124620 | 19.12.1997 Dec. houdende bepalingen tot begeleiding van de begroting 1998 - Hstk IV Leefmilieu - Afdeling 2 - Oppervlaktewateren (art. 17-19)
Min.-president van de Vlaamse regering, Vlaams min. van Buitenlands Beleid, Europese Aangelegenheden, Wetenschap en Technologie, VAN DEN BRANDE Luc
et al.

BS 1997-12-30, (2e uitg.)

Het art. 35 van de wet 26.03.1971 op de bescherming van de oppervlaktewateren tegen verontreiniging voorziet dat met ingang van het heffingsjaar 1997 bepaalde categorieën van heffingsplichtigen met een gering inkomen, met name degenen die het gewaarborgd inkomen voor bejaarden of het bestaansminimum of de inkomensvervangende tegemoetkoming voor gehandicapten genieten, een volledige vrijstelling van bedoelde heffing kunnen bekomen. Art. 12 strekt ertoe te voorzien in de mogelijkheid tot vrijstelling van heffing voor een nieuwe categorie van heffingsplichtingen, meer bepaald voor diegenen die 'het minimum genieten bepaald door art. 11, par. 2 en par. 2bis, van de wet 02.04.1965'.

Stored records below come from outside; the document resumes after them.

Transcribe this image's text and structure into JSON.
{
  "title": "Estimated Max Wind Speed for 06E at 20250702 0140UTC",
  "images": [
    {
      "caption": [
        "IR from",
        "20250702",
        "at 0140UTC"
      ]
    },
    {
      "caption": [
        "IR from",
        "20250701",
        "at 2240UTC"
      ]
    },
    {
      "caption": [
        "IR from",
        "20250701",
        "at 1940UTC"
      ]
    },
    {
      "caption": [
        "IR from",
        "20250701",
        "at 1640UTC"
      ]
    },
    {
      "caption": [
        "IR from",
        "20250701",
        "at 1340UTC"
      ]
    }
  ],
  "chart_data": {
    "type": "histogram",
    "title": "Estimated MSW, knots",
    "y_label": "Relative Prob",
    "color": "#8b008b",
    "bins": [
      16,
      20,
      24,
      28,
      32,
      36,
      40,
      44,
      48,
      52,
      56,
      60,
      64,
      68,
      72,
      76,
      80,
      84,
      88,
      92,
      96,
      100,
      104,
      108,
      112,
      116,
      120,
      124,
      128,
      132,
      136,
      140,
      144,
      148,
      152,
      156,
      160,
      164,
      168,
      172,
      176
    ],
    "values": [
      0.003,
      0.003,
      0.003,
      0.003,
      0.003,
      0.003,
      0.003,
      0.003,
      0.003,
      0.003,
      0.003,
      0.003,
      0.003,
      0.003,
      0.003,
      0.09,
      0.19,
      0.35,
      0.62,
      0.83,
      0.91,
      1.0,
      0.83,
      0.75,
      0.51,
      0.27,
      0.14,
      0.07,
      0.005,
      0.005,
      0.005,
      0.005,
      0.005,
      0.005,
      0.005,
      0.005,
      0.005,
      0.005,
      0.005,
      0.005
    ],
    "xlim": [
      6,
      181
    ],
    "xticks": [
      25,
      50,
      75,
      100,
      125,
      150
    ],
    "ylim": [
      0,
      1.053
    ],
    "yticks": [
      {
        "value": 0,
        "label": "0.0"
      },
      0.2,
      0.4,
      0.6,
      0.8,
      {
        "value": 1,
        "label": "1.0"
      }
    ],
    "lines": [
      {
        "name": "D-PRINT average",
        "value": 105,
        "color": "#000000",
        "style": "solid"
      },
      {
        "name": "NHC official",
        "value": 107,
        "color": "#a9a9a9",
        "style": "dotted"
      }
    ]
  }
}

Daarvoor worden de art. 35ter en 35quater van de wet van 26.03.1971 gewijzigd. Deze laatste wijziging heeft uitwerking met ingang van 01.01.1997.
Het getal 0,825 vastgelegd in art. 35quinquies voor de jaren 1992, 1993, 1994, 1995 en het getal 0,550 vastgelegd voor de jaren 1996 en 1997 worden behouden maar het getal 0,550 wordt van toepasing vanaf het heffingsjaar 1996.